Ostjuden

Hermann Struck, Chacham, en face ("Hakham, front-facing"), 1932, drypoint, aquatint

Ostjuden (German for "Eastern Jews"; singular Ostjude, adjective ostjüdisch) was a term used in Germany and Austria during the first half of the 20th century to refer to Jews from Central and Eastern Europe. The term often had a pejorative connotation and, like other disparaging epithets of earlier use, evoked the negative qualities that German racism had attributed to Eastern European Jew since the 19th century.

Because the stereotype of the Eastern Jew blended antisemitism with anti-Slavic sentiment and xenophobia, hostility toward Eastern European Jews could be found among both antisemitic non-Jewish Germans and assimilated German Jews alike.

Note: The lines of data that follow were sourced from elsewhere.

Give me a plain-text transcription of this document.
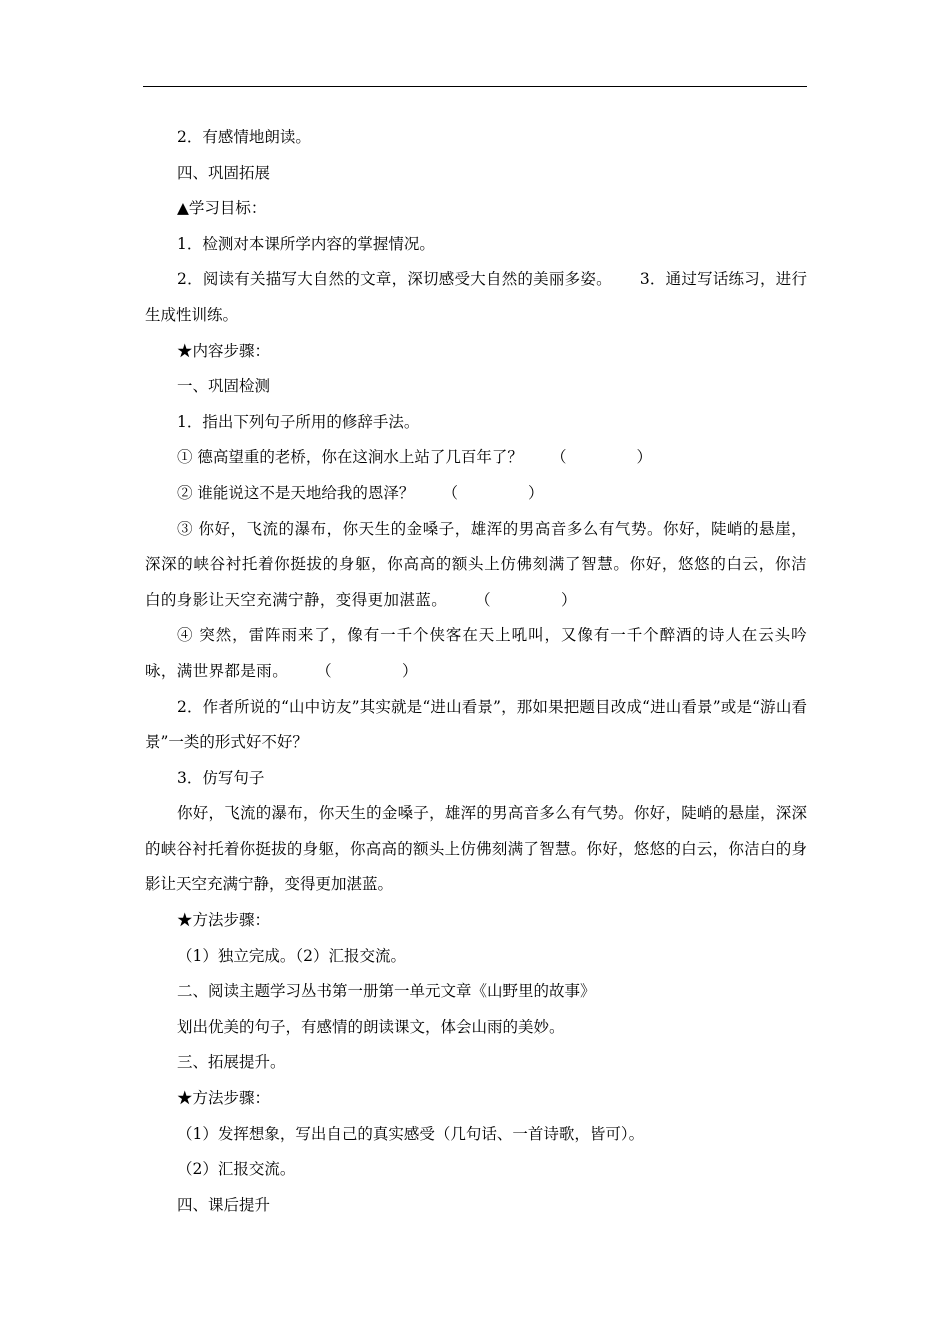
2．有感情地朗读。

四、巩固拓展

▲学习目标：

1．检测对本课所学内容的掌握情况。

2．阅读有关描写大自然的文章，深切感受大自然的美丽多姿。 3．通过写话练习，进行生成性训练。

★内容步骤：

一、巩固检测

1．指出下列句子所用的修辞手法。

① 德高望重的老桥，你在这涧水上站了几百年了？ （	）

② 谁能说这不是天地给我的恩泽？ （	）

③ 你好，飞流的瀑布，你天生的金嗓子，雄浑的男高音多么有气势。你好，陡峭的悬崖，深深的峡谷衬托着你挺拔的身躯，你高高的额头上仿佛刻满了智慧。你好，悠悠的白云，你洁白的身影让天空充满宁静，变得更加湛蓝。 （	）

④ 突然，雷阵雨来了，像有一千个侠客在天上吼叫，又像有一千个醉酒的诗人在云头吟咏，满世界都是雨。 （	）

2．作者所说的“山中访友”其实就是“进山看景”，那如果把题目改成“进山看景”或是“游山看景”一类的形式好不好？

3．仿写句子

你好，飞流的瀑布，你天生的金嗓子，雄浑的男高音多么有气势。你好，陡峭的悬崖，深深的峡谷衬托着你挺拔的身躯，你高高的额头上仿佛刻满了智慧。你好，悠悠的白云，你洁白的身影让天空充满宁静，变得更加湛蓝。

★方法步骤：

（1）独立完成。（2）汇报交流。

二、阅读主题学习丛书第一册第一单元文章《山野里的故事》

划出优美的句子，有感情的朗读课文，体会山雨的美妙。

三、拓展提升。

★方法步骤：

（1）发挥想象，写出自己的真实感受（几句话、一首诗歌，皆可）。

（2）汇报交流。

四、课后提升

The latter sometimes reacted with fear and contempt to the arrival in Germany of Jews who spoke Yiddish, dressed differently, practised orthodox Judaism, and lived in extreme poverty. Other German Jews, however, were fascinated by Eastern European Jews and viewed them with sympathy and admiration, seeing in them a more authentic form of Jewish life and religious expression, a resistance to the values of bourgeois society, and the prototype of a Jewish identity untainted by assimilation.

The term Ostjude was widely used in völkisch and Nazi antisemitic propaganda in the 1920s and 1930s, but has been used neutrally in Jewish historical studies since the 1980s. In the German-speaking Jewish world and in Israel, the Ostjude is contrasted with the Yekke (or Jecke), the stereotype of the German Jew, bourgeois and largely assimilated into Western European culture.